Taking office from Mr Jonathan, the new president, Muhammadu Buhari, promised to free the girls and women who have been captured by the militants.
It appears the new president has stayed true to his words; the recent effort by the Nigerian army is yielding some results. Over the past few months, the army has succeeded in freeing some of the girls and women from the militants. In addition, the army has also pushed the militants deep into the Sambisa Forest. The Sambisa Forest is a thick forest in northeastern Nigeria, where it is said the militants have been planning and coordinating their heinous attacks on helpless residents in the local area.
Although the army and all concerned groups in the country are helping to free all the abducted women and girls, those who have already been set free are not being welcomed back into the communities they lived in before they were abducted into the Sambisa Forest.
According to a joint report released last week by the United Nations International Children’s Emergency Fund (UNICEF) and human rights group International Alert, many of the women and girls who were once held by Boko Haram are being rejected by their families and communities.
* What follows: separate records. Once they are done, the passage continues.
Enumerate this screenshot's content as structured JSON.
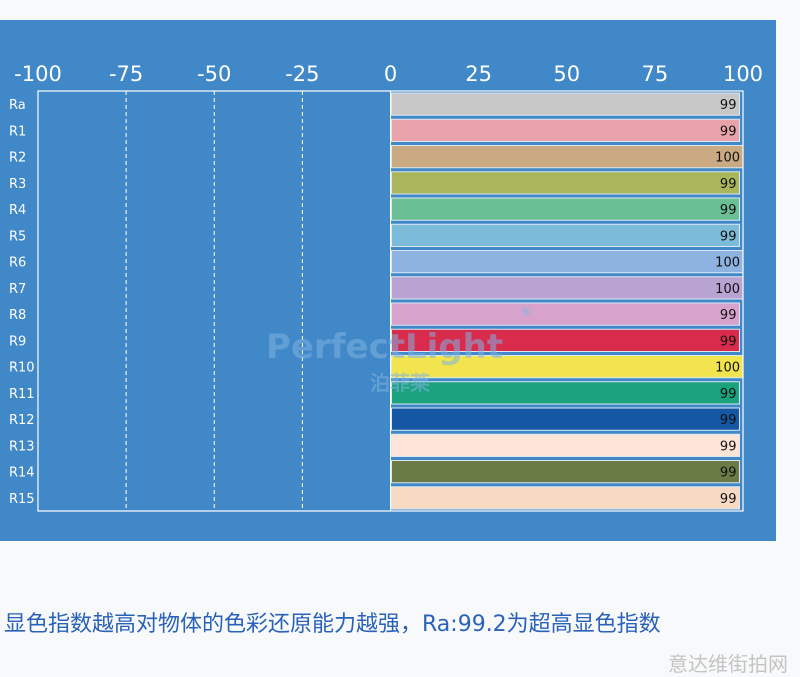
{
  "chart_data": {
    "type": "bar",
    "orientation": "horizontal",
    "xlim": [
      -100,
      100
    ],
    "xticks": [
      "-100",
      "-75",
      "-50",
      "-25",
      "0",
      "25",
      "50",
      "75",
      "100"
    ],
    "categories": [
      "Ra",
      "R1",
      "R2",
      "R3",
      "R4",
      "R5",
      "R6",
      "R7",
      "R8",
      "R9",
      "R10",
      "R11",
      "R12",
      "R13",
      "R14",
      "R15"
    ],
    "values": [
      99,
      99,
      100,
      99,
      99,
      99,
      100,
      100,
      99,
      99,
      100,
      99,
      99,
      99,
      99,
      99
    ],
    "value_labels": [
      "99",
      "99",
      "100",
      "99",
      "99",
      "99",
      "100",
      "100",
      "99",
      "99",
      "100",
      "99",
      "99",
      "99",
      "99",
      "99"
    ],
    "bar_colors": [
      "#c8c8c8",
      "#e8a3ab",
      "#c9aa82",
      "#a9b65b",
      "#6bbf94",
      "#7dbcd8",
      "#8fb3e0",
      "#b9a3d3",
      "#d7a3cd",
      "#d92c4d",
      "#f1e44f",
      "#1aa37c",
      "#1557a3",
      "#fde4d7",
      "#6b7b46",
      "#f8dac4"
    ],
    "panel_color": "#4088c8",
    "grid": "dashed vertical"
  },
  "watermark": {
    "brand": "PerfectLight",
    "registered": "®",
    "cn": "泊菲莱"
  },
  "caption": "显色指数越高对物体的色彩还原能力越强，Ra:99.2为超高显色指数",
  "footer_watermark": "意达维街拍网"
}
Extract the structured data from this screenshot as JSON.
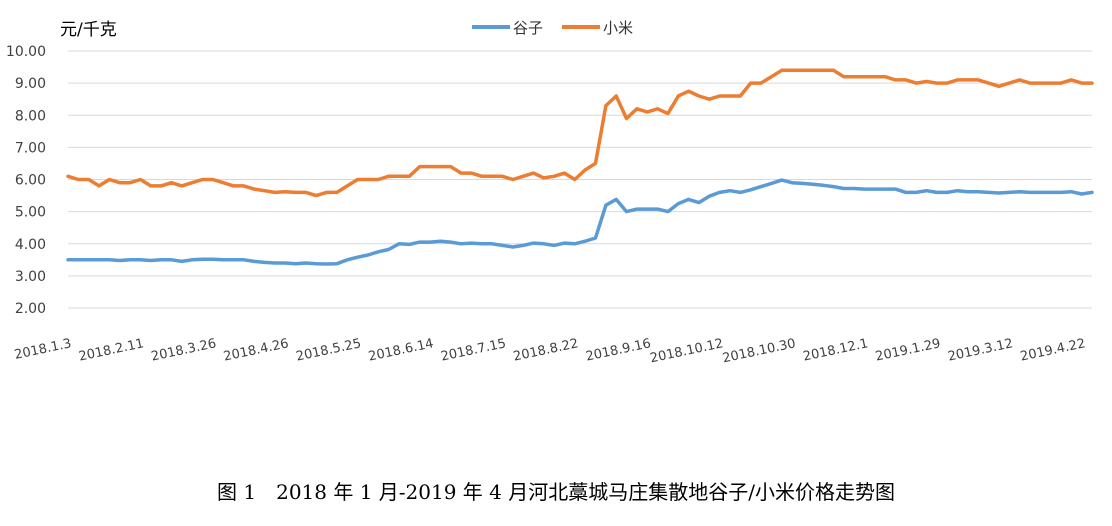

The report said local residents are treating the former captives with mistrust, as they fear that they have become radicalized, and have become supporters of the militants. When Boko Haram abducted the women and the girls, they took some as wives. Some of these women and girls got pregnant by the militants. And after being freed, some have given birth.
Although the babies are innocent, it is said the locals see them as being infected with “bad blood” from their Boko Haram fathers, and have therefore rejected the babies and their mothers. The report said: “There is a belief that, like their fathers, the children will inevitably do what hyenas do and ‘eat’ the innocent dogs around them.”
As the women are being rejected by their families and neighbors, they have been forced to settle in internally displaced camps that have been created by some humanitarians for those affected by the violence of Boko Haram. The women are said to be facing poverty, and some have taken to prostitution in order to survive.
The authors of the joint report said the children of these women are at risk of rejection, abandonment, discrimination, and potential violence.
International Alert’s peace-building adviser in Nigeria, Kimairis Toogood, said in a statement that all of Nigeria must make an effort to integrate these women into their communities. By creating better conditions for these girls and women, further pressing issues could potentially be avoided.
“These findings show a pressing need to do more to reintegrate those returning from captivity by Boko Haram. Many of these girls already face lasting trauma of sexual violence and being separated from their families, so we must ensure they get all the support they need when they finally return. There is a fear that if the needs of these survivors and returning populations are not met, these factors could add another dimension to an already complex conflict situation in northeast Nigeria,” Toogood wrote.